Re Australian Education Union (AEU Case)
- Earlier, R v Coldham had expanded the meaning of ‘industry’ in s 51(xxxv)
- Consequently, the non-trading activities of many State government departments came under the meaning of industry.
- A dispute arose when the Victorian government offered redundancy packages to some school teachers and health worker.
- The union sought to bring the dispute under a federal award.
- Mason CJ, Brennan, Deane, Toohey, Gaudron, and McHugh JJ:
- Existence of States and capacity to function are not to be impaired by federal awards covering a vast majority of employees if the awards were confined to fixing minimum wages and working conditions which take account of their functions and responsibilities.
- There is no distinction between governmental functions and trading functions of government.
- An award should not affect the integrity or autonomy of a State.
- Two categories of employees:
- (a) non-high level officers; and
- (b) high level officers.
- With respect to (a) category, the following are critical to the capacity of a State to function:
- Determining the number and identity of person to hire (how many to hire and who to hire);
- Determining periods of appointment (part-time ,full-time, for a limited period, until retirement etc)
- Determining the number and identity of person to terminate with or without notice on grounds of redundancy (how many to terminate, who to terminate) (p 232)
- A Commonwealth law that interferes with the above will be unconstitutional.
- Category (b) includes ministers, ministerial assistance and advisers, heads of departments and high level statutory office holders, parliamentary officers and judges.
- With respect to category (b), the following are critical to a State’s capacity to function:
- All the powers mentioned with respect to category (a)
- Powers to determine terms and conditions.
- The Court stated:
- There may be a question, in some areas of employment, whether an award regulating promotion and transfer would amount to an infringement.
- The answer would turn on matters of degree, including the character and responsibilities of the employee (para 392)
NSW v Commonwealth (Work Choices Case)
- s 117 of the Act empowered the Full Bench of the AIRC to restrain a State industrial tribunal from dealing with a matter pending before the Federal AIRC.

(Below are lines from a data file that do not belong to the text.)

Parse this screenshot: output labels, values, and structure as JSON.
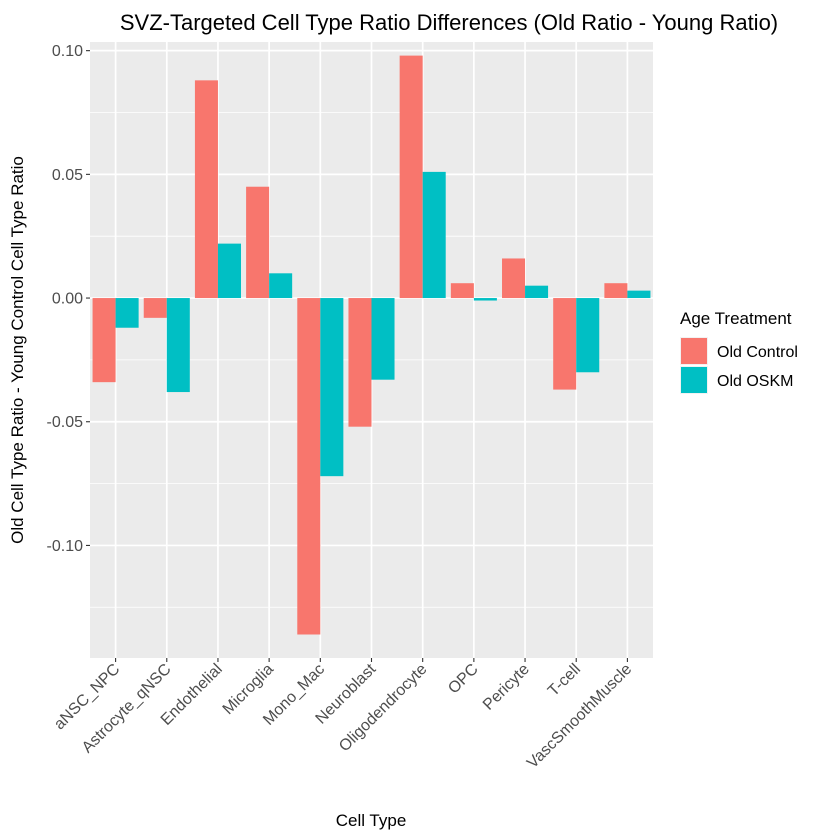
{
  "chart_data": {
    "type": "bar",
    "title": "SVZ-Targeted Cell Type Ratio Differences (Old Ratio - Young Ratio)",
    "xlabel": "Cell Type",
    "ylabel": "Old Cell Type Ratio - Young Control Cell Type Ratio",
    "categories": [
      "aNSC_NPC",
      "Astrocyte_qNSC",
      "Endothelial",
      "Microglia",
      "Mono_Mac",
      "Neuroblast",
      "Oligodendrocyte",
      "OPC",
      "Pericyte",
      "T-cell",
      "VascSmoothMuscle"
    ],
    "series": [
      {
        "name": "Old Control",
        "color": "#F8766D",
        "values": [
          -0.034,
          -0.008,
          0.088,
          0.045,
          -0.136,
          -0.052,
          0.098,
          0.006,
          0.016,
          -0.037,
          0.006
        ]
      },
      {
        "name": "Old OSKM",
        "color": "#00BFC4",
        "values": [
          -0.012,
          -0.038,
          0.022,
          0.01,
          -0.072,
          -0.033,
          0.051,
          -0.001,
          0.005,
          -0.03,
          0.003
        ]
      }
    ],
    "ylim": [
      -0.1455,
      0.1035
    ],
    "yticks": [
      0.1,
      0.05,
      0.0,
      -0.05,
      -0.1
    ],
    "ytick_labels": [
      "0.10",
      "0.05",
      "0.00",
      "-0.05",
      "-0.10"
    ],
    "legend": {
      "title": "Age Treatment",
      "position": "right"
    },
    "grid": true,
    "panel_background": "#EBEBEB"
  }
}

- A State award given contrary to a restraining order is void.
- Similar provisions existed in IR law, unchallenged since 1904.

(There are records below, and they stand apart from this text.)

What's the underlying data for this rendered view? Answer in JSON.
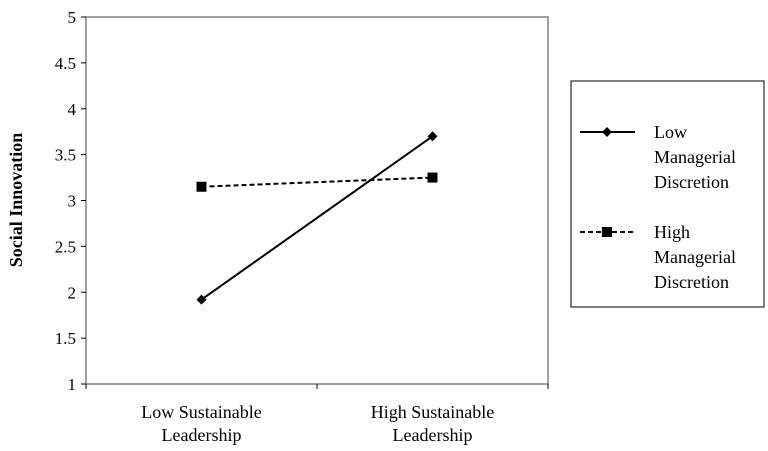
{
  "chart_data": {
    "type": "line",
    "categories": [
      "Low Sustainable Leadership",
      "High Sustainable Leadership"
    ],
    "category_lines": [
      [
        "Low Sustainable",
        "Leadership"
      ],
      [
        "High Sustainable",
        "Leadership"
      ]
    ],
    "series": [
      {
        "name": "Low Managerial Discretion",
        "name_lines": [
          "Low",
          "Managerial",
          "Discretion"
        ],
        "values": [
          1.92,
          3.7
        ],
        "line_style": "solid",
        "marker": "diamond",
        "color": "#000000"
      },
      {
        "name": "High Managerial Discretion",
        "name_lines": [
          "High",
          "Managerial",
          "Discretion"
        ],
        "values": [
          3.15,
          3.25
        ],
        "line_style": "dashed",
        "marker": "square",
        "color": "#000000"
      }
    ],
    "ylabel": "Social Innovation",
    "xlabel": "",
    "title": "",
    "ylim": [
      1,
      5
    ],
    "yticks": [
      "1",
      "1.5",
      "2",
      "2.5",
      "3",
      "3.5",
      "4",
      "4.5",
      "5"
    ],
    "grid": false,
    "legend_position": "right"
  }
}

- Plaintiffs argued that this affects the capacity of the State to ‘function as a government’ and to ‘exercise constitutional functions’.
- Gleeson CJ, Gummow, Hayne, Heydon, and Crennan JJ:
- Interference which s 117 permits is relatively minor.

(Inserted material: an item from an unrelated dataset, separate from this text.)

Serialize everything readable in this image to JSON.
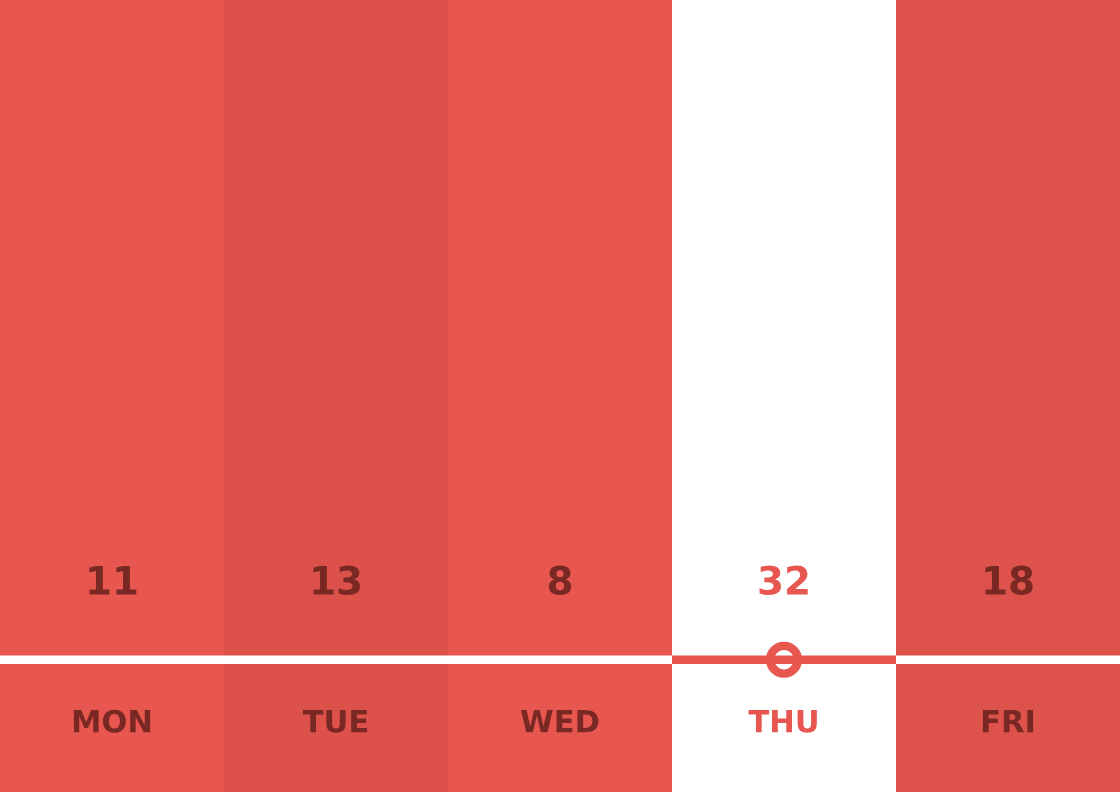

- The interest of a State in having a ‘State industrial authority’ determine a matter is not so vital to the functioning of the State that it affects the capacity of the State to ‘function as a government’ or to ‘exercise constitutional functions’. (para 392)
Clarke v Commissioner of Taxation
- Clarke was a member of the SA lower house from 1993 to 2002.
- He was entitled to superannuation under the Parliamentary Superannuation Act 1948 (SA) and other State schemes.
- He was asked to pay superannuation surcharge tax chargeable under federal law.
- Held unanimously: Cth Act was invalid insofaras the surcharge applied to the superannuation benefits of state legislators.
- Joint judgment [62]:
- State legislators are within that class of persons ‘at the higher levels of government’
- They are critical to the State’s capacity to function as a government
- Hence the State needs to retain the ability to fix the terms and conditions under which they serve.
- French CJ listed 6 matters relevant to the question whether a Commonwealth law fails for unconstitutionally burdening States [34]
- (1) Whether the law in question singles out one or more of the States and imposes a special burden or disability on them which is not imposed on persons generally;
- (2) Whether the operation of a law of general application imposes a particular burden or disability on the States;
- (3) The effect of the law upon the capacity of the States to exercise their constitutional powers.
- (4) The effect of the law upon the exercise of their functions by the States.
- (5) The nature of the capacity of functions affected.
- (6) The extent to which the constitutional head of power under which the law is made authorises its discriminatory application.